Amentotaxus hekouensis L.M. Gao has only been found in small disjunct areas in China (Funing, Malipo and Hekou County, Yunnan Province), Vietnam (Muong Khuong, Lao Cai Province; Mai Chau, Hoa Binh Province) and Laos (Xiang Khouang) (Figure 4). It is confined to the montane evergreen forest on limestone mountains at elevations between 850 and 1200 (-1750) m. In part of its distribution along the border between China and Vietnam, it is sympatric with A. yunnanensis.

Figure 4. 

Geographical distribution of Amentotaxus hekouensis L. M. Gao.

Morphological character comparison amongst the three regional Amentotaxus species.

Characters A. hekouensis A. argotaenia A. yunnanensis
Length of leaf 8–12.5 cm 2–11 cm 3.5–10 cm
Width of leaf 9–14 mm 5–11 mm 8–12 mm
Texture of leaves thin, leathery thick, leathery thick, leathery
Apex of the leaves long acuminate rounded to sharply triangular obtuse or tapered
Width of stomatal bands 2.1–3.0 mm 1–2 mm 3–4 mm
No. rows of each stomatal band 25–30 15–25 ca. 40
Ratio of stomatal band/marginal band 0.75–1 < 1 > 2
Colour of marginal band bright green in fresh Yellowish-green Yellowish-green in fresh
No. raceme per male cone 1–2 2–4 (10) 4–6


Male cones of Amentotaxus hekouensis mature in March to April; seeds have not been seen so far.


The specific epithet refers to the type location in Hekou County.

Conservation status

Several surveys have been carried out in this region since 2006 and only a few small trees of the new species are known. Amentotaxus hekouensis occurs in small and isolated patches of forests at very low densities. All the known localities are subject to degradation from surrounding agriculture and forest clearance. Given its montane habitat, the new species may also be susceptible to the impacts of climate change. The combination of a restricted, fragmented distribution with very limited Area of Occupancy, small population size and habitat conversion and destruction throughout its range indicate that its IUCN status should be Endangered under Criterion B2ab(ii,iii) (IUCN 2016b).

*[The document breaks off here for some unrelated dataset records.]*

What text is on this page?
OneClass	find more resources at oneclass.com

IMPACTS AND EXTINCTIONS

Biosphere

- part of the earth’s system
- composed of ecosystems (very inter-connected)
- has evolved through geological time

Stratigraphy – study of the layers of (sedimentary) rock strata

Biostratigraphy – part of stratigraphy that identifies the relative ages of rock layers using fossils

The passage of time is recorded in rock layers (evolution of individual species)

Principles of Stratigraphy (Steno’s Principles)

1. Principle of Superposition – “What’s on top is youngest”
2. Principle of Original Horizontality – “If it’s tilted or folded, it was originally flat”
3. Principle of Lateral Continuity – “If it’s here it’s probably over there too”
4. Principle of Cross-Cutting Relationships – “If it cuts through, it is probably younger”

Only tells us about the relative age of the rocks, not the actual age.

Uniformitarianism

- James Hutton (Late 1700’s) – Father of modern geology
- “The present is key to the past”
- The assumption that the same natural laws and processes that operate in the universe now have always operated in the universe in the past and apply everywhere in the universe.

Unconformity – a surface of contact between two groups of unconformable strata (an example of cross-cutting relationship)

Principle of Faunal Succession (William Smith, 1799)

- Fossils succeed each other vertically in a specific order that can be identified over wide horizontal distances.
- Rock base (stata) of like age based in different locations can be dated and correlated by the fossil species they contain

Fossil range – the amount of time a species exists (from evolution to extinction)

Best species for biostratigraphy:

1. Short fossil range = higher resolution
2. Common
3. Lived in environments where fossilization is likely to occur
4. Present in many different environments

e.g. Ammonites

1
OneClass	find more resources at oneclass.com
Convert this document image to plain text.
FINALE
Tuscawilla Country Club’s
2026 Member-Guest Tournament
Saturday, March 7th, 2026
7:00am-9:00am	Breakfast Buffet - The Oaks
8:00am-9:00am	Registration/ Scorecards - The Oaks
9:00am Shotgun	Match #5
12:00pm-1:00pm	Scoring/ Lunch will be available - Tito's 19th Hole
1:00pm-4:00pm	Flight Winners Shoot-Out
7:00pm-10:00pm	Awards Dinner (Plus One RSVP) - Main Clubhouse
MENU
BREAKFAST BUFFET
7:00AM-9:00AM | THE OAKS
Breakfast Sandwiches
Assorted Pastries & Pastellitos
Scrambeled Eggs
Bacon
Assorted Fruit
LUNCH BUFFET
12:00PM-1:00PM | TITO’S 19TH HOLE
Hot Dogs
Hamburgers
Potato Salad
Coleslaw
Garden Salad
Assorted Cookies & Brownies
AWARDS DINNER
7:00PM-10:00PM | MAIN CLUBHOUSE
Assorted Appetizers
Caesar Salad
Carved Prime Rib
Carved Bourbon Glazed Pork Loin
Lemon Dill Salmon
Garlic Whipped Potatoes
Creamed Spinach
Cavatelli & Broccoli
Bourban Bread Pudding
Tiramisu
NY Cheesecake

Amentotaxus hekouensis has distinct morphological features compared to the closely related A. argotaenia and the sympatric A. yunnanensis (Table 1). Its distinctive nature has also been supported by DNA barcoding analysis of this genus (Figure 1). Therefore, the description of a new species is supported by both morphological and molecular evidence. Due to its restricted distribution, small population size and the prevalence of habitat destruction within its range, A. hekouensis is assessed as endangered (EN).


We are grateful to Ms. Ling Wang from KUN for drawing the illustration of the holotype. We also thank Profs. Xun Gong, Yumin Shui from Kunming Institute of Botany, Chinese Academy of Sciences for providing the specimens from Laos and Vietnam of the new species. This work was supported by the Large-scale Scientific Facilities of the Chinese Academy of Sciences (Grant No: 2017-LSFGBOWS-02), the Strategic Priority Research Program of the Chinese Academy of Sciences (XDB31010000), and the Program of Science and Technology Talents Training of Yunnan Province, China (Grant No: 2017HA014). The Royal Botanic Garden Edinburgh is funded by the Rural and Environment Science and Analytical Services division of the Scottish Government.